A number of ships carrying petrol will be allowed to enter Hudaydah port in Yemen in an effort to alleviate the humanitarian situation in Yemen, the government announced.
Foreign Minister Ahmed Awad Bin Mubarak took to Twitter to say: "The Yemeni government has again allowed a number of vessels carrying oil shipments to enter Hudaydah port with the aim of alleviating the current humanitarian situation."
Bin Mubarak explained that this comes "despite the Houthis' continuous violation of the Stockholm Agreement and their ongoing aggression on Marib," in reference to the truce in Hudaydah in place since 2018.
The Yemeni minister did not mention the number of ships that were authorised for entry or other details.
On 14 April, the Yemeni government announced that a number of oil ships would be allowed to enter the port of Hudaydah for "humanitarian reasons".

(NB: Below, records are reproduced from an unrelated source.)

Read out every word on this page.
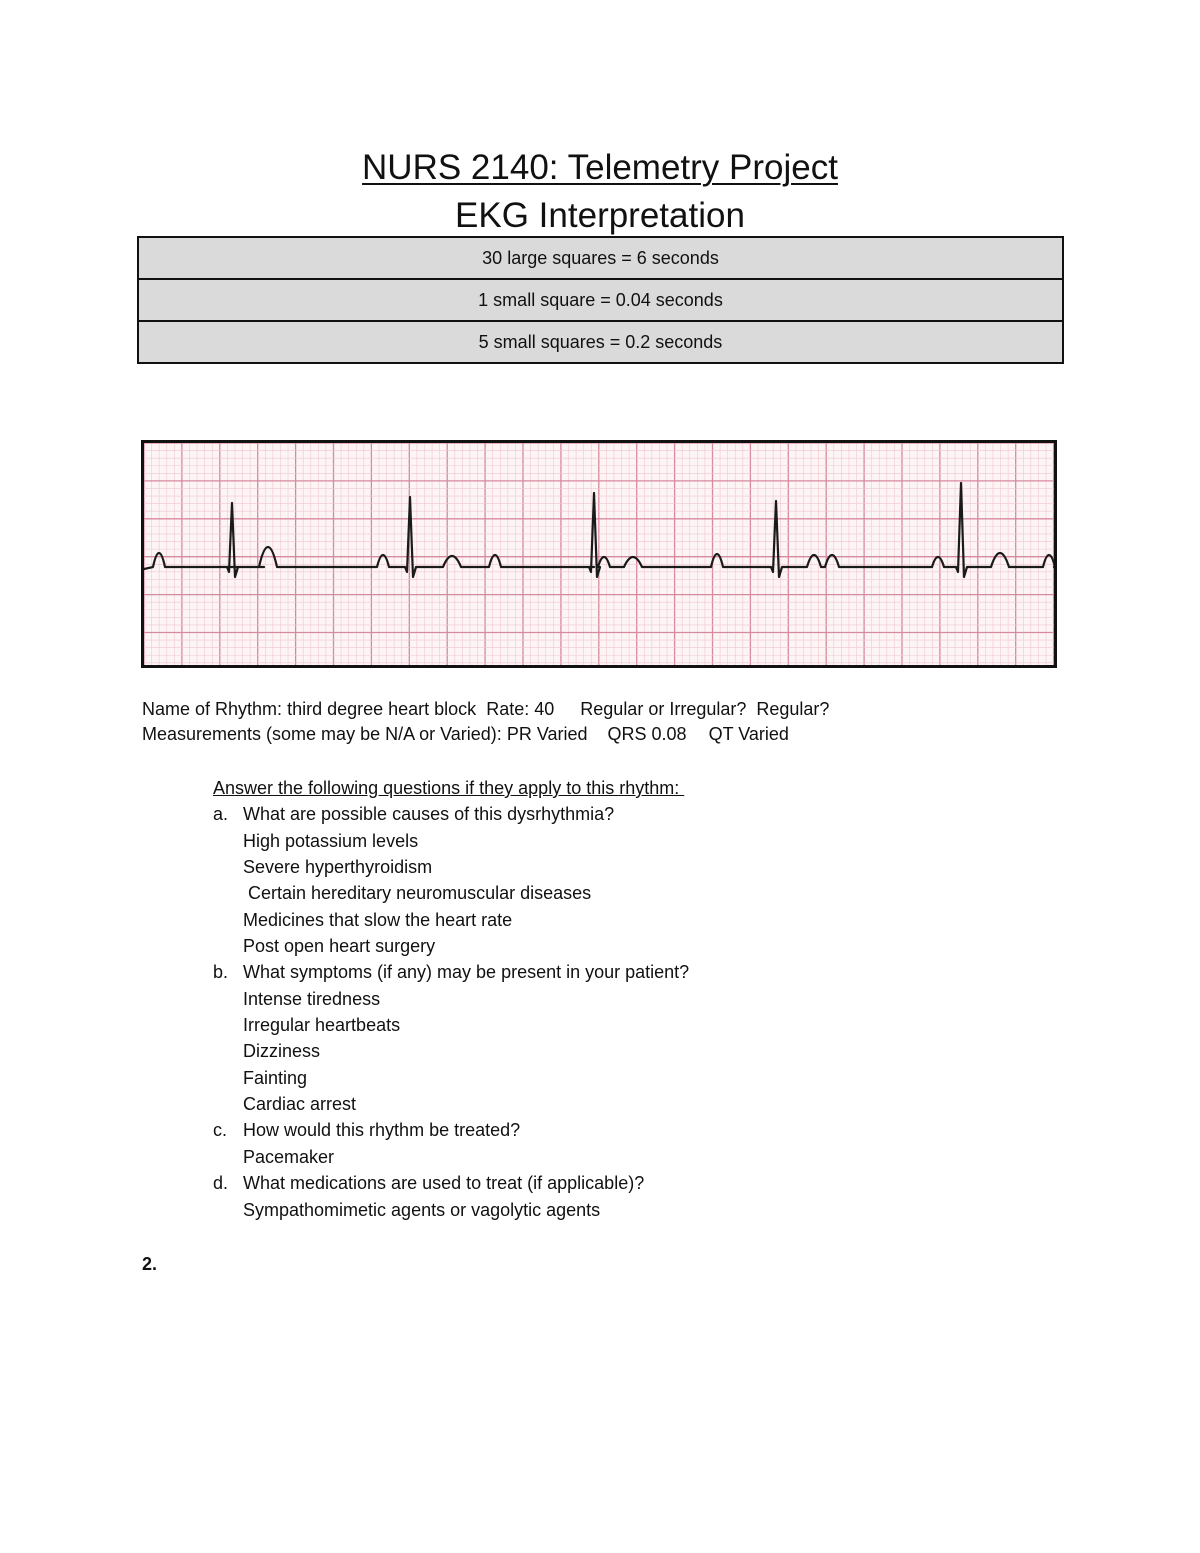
NURS 2140: Telemetry Project
EKG Interpretation
30 large squares = 6 seconds
1 small square = 0.04 seconds
5 small squares = 0.2 seconds

Name of Rhythm: third degree heart block Rate: 40 Regular or Irregular? Regular?

Measurements (some may be N/A or Varied): PR Varied QRS 0.08 QT Varied

Answer the following questions if they apply to this rhythm:

a. What are possible causes of this dysrhythmia?
High potassium levels
Severe hyperthyroidism
Certain hereditary neuromuscular diseases
Medicines that slow the heart rate
Post open heart surgery
b. What symptoms (if any) may be present in your patient?
Intense tiredness
Irregular heartbeats
Dizziness
Fainting
Cardiac arrest
c. How would this rhythm be treated?
Pacemaker
d. What medications are used to treat (if applicable)?
Sympathomimetic agents or vagolytic agents

2.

In response, spokesman for the Houthi movement, Mohammed Abdulsalam, said in a tweet that "allowing the entry of an oil ship from time to time to confer a favour to the Yemeni people and consider it an achievement despite the violations is an unrivalled absurdity."
Abdulsalam added: "The delivery of medications, food and oil derivatives to the Yemeni people is a guaranteed right without restrictions or conditions in all circumstances, and no barter or blackmail is accepted when it comes to human rights that are guaranteed to all human beings."
This comes a day after the UN envoy to Yemen Martin Griffiths called for removing the obstacles that prevent Yemenis from obtaining food and basic commodities
The Houthi-controlled areas suffer from an overwhelming shortage of fuel, with the movement accusing both the Arab coalition led by Saudi Arabia and the Yemeni government of confiscating oil ships and preventing vessels' entry to the port.
The Yemeni government requires that all revenues of ships entering Hudaydah be deposited in a separate account that is not controlled by the Houthis, to be used to pay the salaries of civil servants throughout the county.
Yemen has been engulfed by war for nearly seven years, with more than 80 per cent of the population of about 30 million dependent on aid to survive what the UN has described as the world's worst humanitarian crisis.